A page that you regard as “SEO content” might have highly optimized metadata for a specific keyword, but it should be written well and be relevant to the user. Similarly, you might spend considerable time crafting a blog post that provides valuable information on a topic that’s better than anything else written on the topic, but you should still think about keywords and you should carefully write your metadata.

Well Written

Everything starts from creating well written, relevant content. Old SEO practices (like keyword stuffing or producing shallow content) no longer work. Whether you are writing your About Us page, or you’re creating a blog post, make sure to focus on quality.

Quality content encourages your visitors to take the desired action and it encourages them to share your content (especially if it has unique insights or a different perspective).

Good MetaData

Metadata helps search engines understand what your page is about. Your metadata is also displayed to Google’s users in the search results pages, so it plays a crucial role in encouraging clicks to your website.

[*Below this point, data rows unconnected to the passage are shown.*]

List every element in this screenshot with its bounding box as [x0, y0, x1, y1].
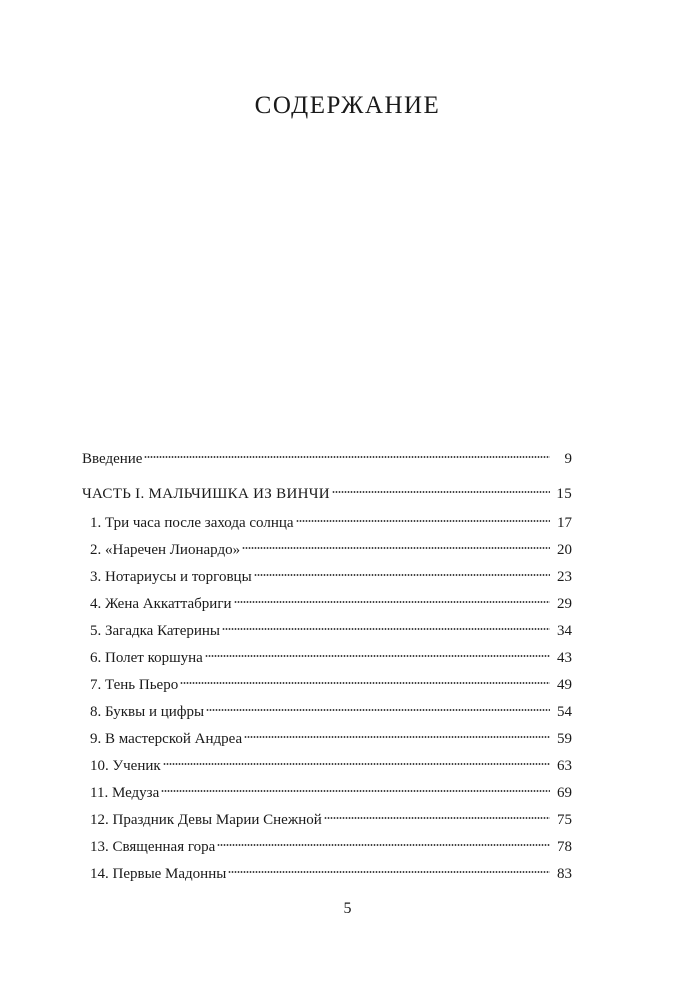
toc-entry-chapter[interactable] — [82, 807, 572, 834]
dot-leader — [228, 870, 550, 874]
dot-leader — [324, 816, 550, 820]
dot-leader — [206, 708, 550, 712]
dot-leader — [254, 573, 550, 577]
dot-leader — [163, 762, 550, 766]
toc-entry-label: 4. Жена Аккаттабриги — [90, 596, 232, 612]
toc-entry-page: 34 — [557, 623, 572, 639]
toc-entry-label: 8. Буквы и цифры — [90, 704, 205, 720]
dot-leader — [205, 654, 550, 658]
toc-entry-label: Введение — [82, 451, 143, 467]
toc-entry-label: 3. Нотариусы и торговцы — [90, 569, 252, 585]
toc-entry-part-1[interactable] — [82, 481, 572, 508]
dot-leader — [244, 735, 550, 739]
toc-entry-page: 17 — [557, 515, 572, 531]
toc-entry-label: 5. Загадка Катерины — [90, 623, 221, 639]
toc-entry-chapter[interactable] — [82, 753, 572, 780]
toc-entry-page: 29 — [557, 596, 572, 612]
toc-entry-chapter[interactable] — [82, 834, 572, 861]
dot-leader — [217, 843, 550, 847]
dot-leader — [296, 519, 550, 523]
dot-leader — [180, 681, 550, 685]
toc-entry-page: 83 — [557, 866, 572, 882]
toc-entry-label: 2. «Наречен Лионардо» — [90, 542, 241, 558]
dot-leader — [332, 490, 550, 494]
toc-entry-chapter[interactable] — [82, 699, 572, 726]
toc-entry-page: 43 — [557, 650, 572, 666]
toc-entry-chapter[interactable] — [82, 645, 572, 672]
toc-entry-label: 14. Первые Мадонны — [90, 866, 227, 882]
toc-entry-page: 63 — [557, 758, 572, 774]
toc-entry-label: 13. Священная гора — [90, 839, 216, 855]
toc-entry-page: 78 — [557, 839, 572, 855]
toc-entry-page: 75 — [557, 812, 572, 828]
toc-entry-page: 9 — [564, 451, 572, 467]
toc-entry-label: 12. Праздник Девы Марии Снежной — [90, 812, 322, 828]
table-of-contents — [82, 446, 572, 888]
toc-entry-chapter[interactable] — [82, 591, 572, 618]
toc-entry-chapter[interactable] — [82, 780, 572, 807]
toc-entry-page: 20 — [557, 542, 572, 558]
dot-leader — [234, 600, 550, 604]
toc-entry-label: 9. В мастерской Андреа — [90, 731, 243, 747]
toc-entry-label: 10. Ученик — [90, 758, 161, 774]
toc-entry-intro[interactable] — [82, 446, 572, 473]
toc-entry-chapter[interactable] — [82, 618, 572, 645]
toc-entry-label: ЧАСТЬ I. МАЛЬЧИШКА ИЗ ВИНЧИ — [82, 486, 330, 502]
toc-entry-label: 7. Тень Пьеро — [90, 677, 179, 693]
toc-entry-chapter[interactable] — [82, 537, 572, 564]
dot-leader — [161, 789, 550, 793]
page-title: СОДЕРЖАНИЕ — [254, 92, 441, 119]
page-number: 5 — [343, 900, 352, 917]
toc-entry-chapter[interactable] — [82, 510, 572, 537]
toc-entry-page: 49 — [557, 677, 572, 693]
toc-entry-chapter[interactable] — [82, 672, 572, 699]
dot-leader — [242, 546, 550, 550]
toc-entry-chapter[interactable] — [82, 564, 572, 591]
toc-entry-page: 69 — [557, 785, 572, 801]
toc-entry-page: 15 — [556, 486, 572, 502]
toc-entry-page: 59 — [557, 731, 572, 747]
toc-entry-label: 11. Медуза — [90, 785, 160, 801]
toc-entry-chapter[interactable] — [82, 861, 572, 888]
toc-entry-page: 23 — [557, 569, 572, 585]
toc-entry-chapter[interactable] — [82, 726, 572, 753]
toc-entry-label: 1. Три часа после захода солнца — [90, 515, 294, 531]
toc-entry-label: 6. Полет коршуна — [90, 650, 203, 666]
toc-entry-page: 54 — [557, 704, 572, 720]
dot-leader — [144, 455, 550, 459]
dot-leader — [222, 627, 550, 631]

If you want people to find your content in search, metadata is important whether you are creating action content or shareable content.

Keyword Orientated

Keywords are important in all your pages because they help Google match your page with people conducting search queries.

But there is a crucial difference in the keywords of action content and shareable content. The difference is keyword intent. Here’s an example of two keywords to illustrate two different intents:

  • yoga tips for beginners
  • yoga classes in Chicago

Both keywords could conceivably have a place on a website about yoga, but the intention of the searcher in each example is quite different. The intention of the first term is to find out information, while the second term is more likely for someone who is ready to join a class.

Conduct keyword research when you’re writing content, but also think about the intention of the searcher in order to craft your content correctly.

When you’re writing content for the web, head down the center lane of the SEO highway. You might lean slightly to the left or the right depending on the type of content you are producing, but the fundamental principles remain the same.